La reconstruction ne se fera pas à partir du haut, par une « réconciliation » dont l’hypocrisie est ici dénoncée de façon aussi grinçante que juste. Plutôt, Simpson propose de « donne[r] naissance à une nation de façon indigne, en rampant dans l’urine et les excréments et la saleté et les entrailles fumantes de la trahison ». Car l’histoire est ici pensée en tant qu’elle est vécue dans le corps des protagonistes, dans leurs relations, dans un quotidien qui n’est jamais coupé des enjeux sociaux et politiques – lesquels sourdent dans leurs pensées et leurs paroles, composantes fondamentales d’un flot de conscience intraitable : « Y a des fois où j’aimerais vraiment en savoir plus sur toi », déclare l’une des narratrices, dans une adresse imaginaire à la personne avec laquelle elle entretient une relation par textos depuis huit mois. « Par exemple, manges-tu de la viande ? Ou as-tu des frères et sœurs ? Ou lequel de tes parents est innu, et lequel est blanc ? Ou pourquoi est-ce que personne ne parle de lutte des classes, alors que d’ici la prochaine génération un nombre considérable d’Autochtones vont passer de la pauvreté à la classe moyenne ? Ou est-ce qu’elle sait que tu m’envoies quarante textos par jour ? Est-ce que c’est correct ? »

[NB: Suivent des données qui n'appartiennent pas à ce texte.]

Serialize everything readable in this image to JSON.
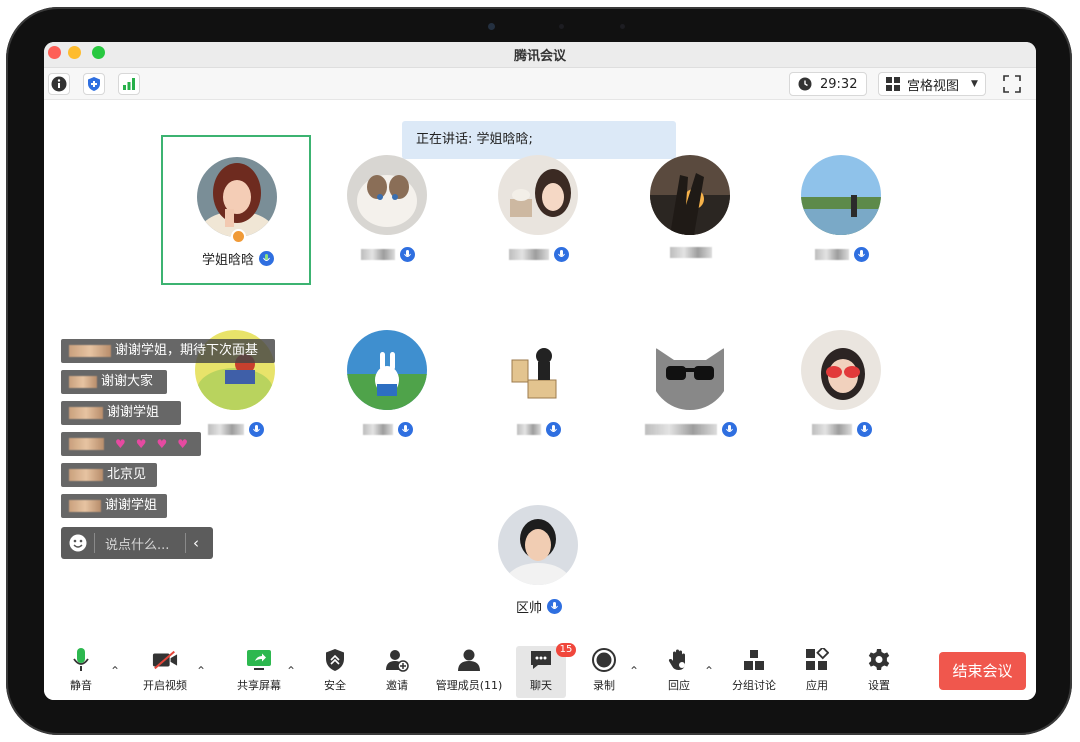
{
  "window": {
    "title": "腾讯会议"
  },
  "topbar": {
    "timer": "29:32",
    "view_label": "宫格视图",
    "icons": [
      "info-icon",
      "security-shield-icon",
      "signal-icon",
      "clock-icon",
      "grid-icon",
      "fullscreen-icon"
    ]
  },
  "speaking": {
    "text": "正在讲话: 学姐晗晗;"
  },
  "participants": [
    {
      "name": "学姐晗晗",
      "active": true,
      "host": true
    },
    {
      "name": ""
    },
    {
      "name": ""
    },
    {
      "name": ""
    },
    {
      "name": ""
    },
    {
      "name": ""
    },
    {
      "name": ""
    },
    {
      "name": ""
    },
    {
      "name": ""
    },
    {
      "name": ""
    },
    {
      "name": "区帅"
    }
  ],
  "chat": {
    "messages": [
      {
        "text": "谢谢学姐，期待下次面基"
      },
      {
        "text": "谢谢大家"
      },
      {
        "text": "谢谢学姐"
      },
      {
        "text": ""
      },
      {
        "text": "北京见"
      },
      {
        "text": "谢谢学姐"
      }
    ],
    "input_placeholder": "说点什么..."
  },
  "toolbar": {
    "mute": "静音",
    "video": "开启视频",
    "share": "共享屏幕",
    "security": "安全",
    "invite": "邀请",
    "members": "管理成员(11)",
    "chat": "聊天",
    "chat_badge": "15",
    "record": "录制",
    "react": "回应",
    "breakout": "分组讨论",
    "apps": "应用",
    "settings": "设置",
    "end": "结束会议"
  },
  "colors": {
    "end_button": "#f0574d",
    "active_border": "#3cb371",
    "mic_badge": "#2f6fe0",
    "chat_badge": "#f0473c"
  }
}
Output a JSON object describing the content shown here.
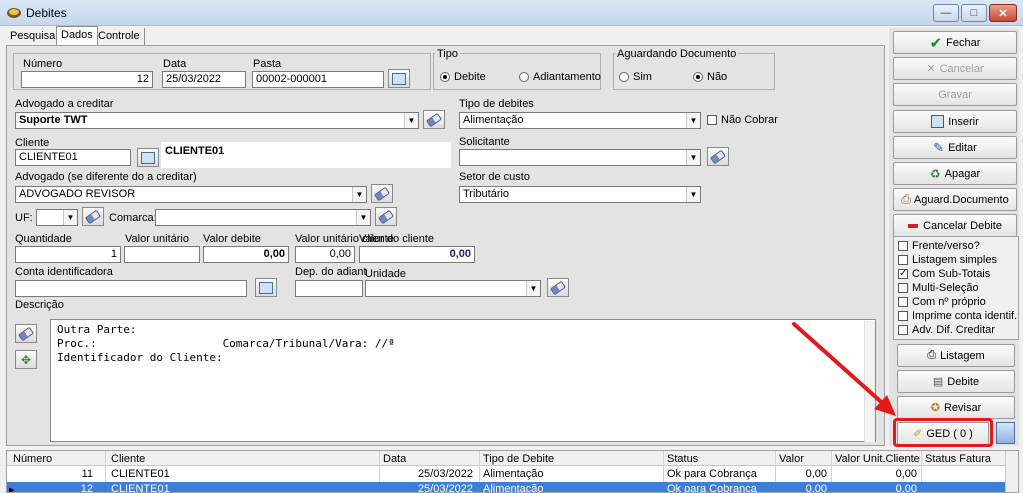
{
  "window": {
    "title": "Debites",
    "minimize": "—",
    "maximize": "□",
    "close": "✕"
  },
  "tabs": [
    "Pesquisa",
    "Dados",
    "Controle"
  ],
  "form": {
    "numero_label": "Número",
    "numero_value": "12",
    "data_label": "Data",
    "data_value": "25/03/2022",
    "pasta_label": "Pasta",
    "pasta_value": "00002-000001",
    "tipo_label": "Tipo",
    "tipo_opt1": "Debite",
    "tipo_opt2": "Adiantamento",
    "aguardando_label": "Aguardando Documento",
    "ag_opt1": "Sim",
    "ag_opt2": "Não",
    "advogado_credit_label": "Advogado a creditar",
    "advogado_credit_value": "Suporte TWT",
    "tipo_debites_label": "Tipo de debites",
    "tipo_debites_value": "Alimentação",
    "nao_cobrar_label": "Não Cobrar",
    "cliente_label": "Cliente",
    "cliente_value": "CLIENTE01",
    "cliente_name": "CLIENTE01",
    "solicitante_label": "Solicitante",
    "solicitante_value": "",
    "advogado_label": "Advogado  (se diferente do a creditar)",
    "advogado_value": "ADVOGADO REVISOR",
    "setor_label": "Setor de custo",
    "setor_value": "Tributário",
    "uf_label": "UF:",
    "comarca_label": "Comarca:",
    "quantidade_label": "Quantidade",
    "quantidade_value": "1",
    "valor_unit_label": "Valor unitário",
    "valor_unit_value": "",
    "valor_debite_label": "Valor debite",
    "valor_debite_value": "0,00",
    "valor_unit_cli_label": "Valor unitário cliente",
    "valor_unit_cli_value": "0,00",
    "valor_cli_label": "Valor do cliente",
    "valor_cli_value": "0,00",
    "conta_label": "Conta identificadora",
    "conta_value": "",
    "dep_label": "Dep. do adiant",
    "unidade_label": "Unidade",
    "descricao_label": "Descrição",
    "descricao_lines": [
      "Outra Parte:",
      "Proc.:                   Comarca/Tribunal/Vara: //ª",
      "Identificador do Cliente:"
    ]
  },
  "actions": {
    "fechar": "Fechar",
    "cancelar": "Cancelar",
    "gravar": "Gravar",
    "inserir": "Inserir",
    "editar": "Editar",
    "apagar": "Apagar",
    "aguard": "Aguard.Documento",
    "cancelar_debite": "Cancelar Debite",
    "listagem": "Listagem",
    "debite": "Debite",
    "revisar": "Revisar",
    "ged": "GED ( 0 )"
  },
  "options": [
    {
      "label": "Frente/verso?",
      "checked": false
    },
    {
      "label": "Listagem simples",
      "checked": false
    },
    {
      "label": "Com Sub-Totais",
      "checked": true
    },
    {
      "label": "Multi-Seleção",
      "checked": false
    },
    {
      "label": "Com nº próprio",
      "checked": false
    },
    {
      "label": "Imprime conta identif.",
      "checked": false
    },
    {
      "label": "Adv. Dif. Creditar",
      "checked": false
    }
  ],
  "grid": {
    "headers": [
      "Número",
      "Cliente",
      "Data",
      "Tipo de Debite",
      "Status",
      "Valor",
      "Valor Unit.Cliente",
      "Status Fatura"
    ],
    "rows": [
      [
        "11",
        "CLIENTE01",
        "25/03/2022",
        "Alimentação",
        "Ok para Cobrança",
        "0,00",
        "0,00",
        ""
      ],
      [
        "12",
        "CLIENTE01",
        "25/03/2022",
        "Alimentação",
        "Ok para Cobrança",
        "0,00",
        "0,00",
        ""
      ]
    ]
  },
  "colors": {
    "highlight": "#e5191a",
    "selected_row": "#3d7fd8"
  }
}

Ainsi, l’alternance entre textes éminemment engagés et fragments qui pataugent humoristiquement dans la trivialité des choses permet-elle finalement de télescoper ces différents pans de réalité au sein d’une expérience à la fois individuelle et collective du réel – l’expérience d’un fil brisé, de la perte irrémédiable et de la nécessaire reconstruction identitaire dans un monde à jamais transformé. Retrouver ce qui a été perdu, se retrouver, passe ici par l’actualisation de la tradition dans la vie urbaine : Sabe (qu’une note en fin de texte désigne comme « Bagwajiwininiwag dans le contexte des Nishnaabeg, aussi connu sous le nom de bigfoot ou sasquatch) » apparaît dans plusieurs fragments comme un personnage indiscernable des autres, les individus se confondent avec les esprits (qui manient d’ailleurs les technologies les plus récentes), et la communication avec la nature se fait par messagerie texte. On retrouve par ailleurs certains mythes fondateurs réécrits à la saveur 2020, avec une ironie mordante (produisant à la fois rire et malaise) que l’autrice maîtrise parfaitement.

Reconnaître une expérience qui n’est pas la sienne

Il est difficile de ne pas se reconnaître dans certains aspects des personnages : obsessions, angoisses, coups de gueule. Or, c’est bien là qu’agit le télescopage des réalités mis en place tout au long du livre : à chaque fois que j’ai l’impression de me reconnaître dans une situation, celle-ci m’échappe aussitôt. La pointe d’expérience peut être semblable, tout ce qui l’entoure et qui en fait une expérience m’est inconnu et le restera. Simpson l’indique dans ses remerciements, ces histoires sont écrites « directement et sincèrement, pour qu[’elle] puisse [s]e voir et voir [s]a collectivité sur ces pages ». L’un des grands intérêts de ce texte est de nous permettre, à nous qui ne sommes pas de cette collectivité, de la reconnaître comme telle, dans une altérité irréductible qui n’est pourtant pas sans point de partage.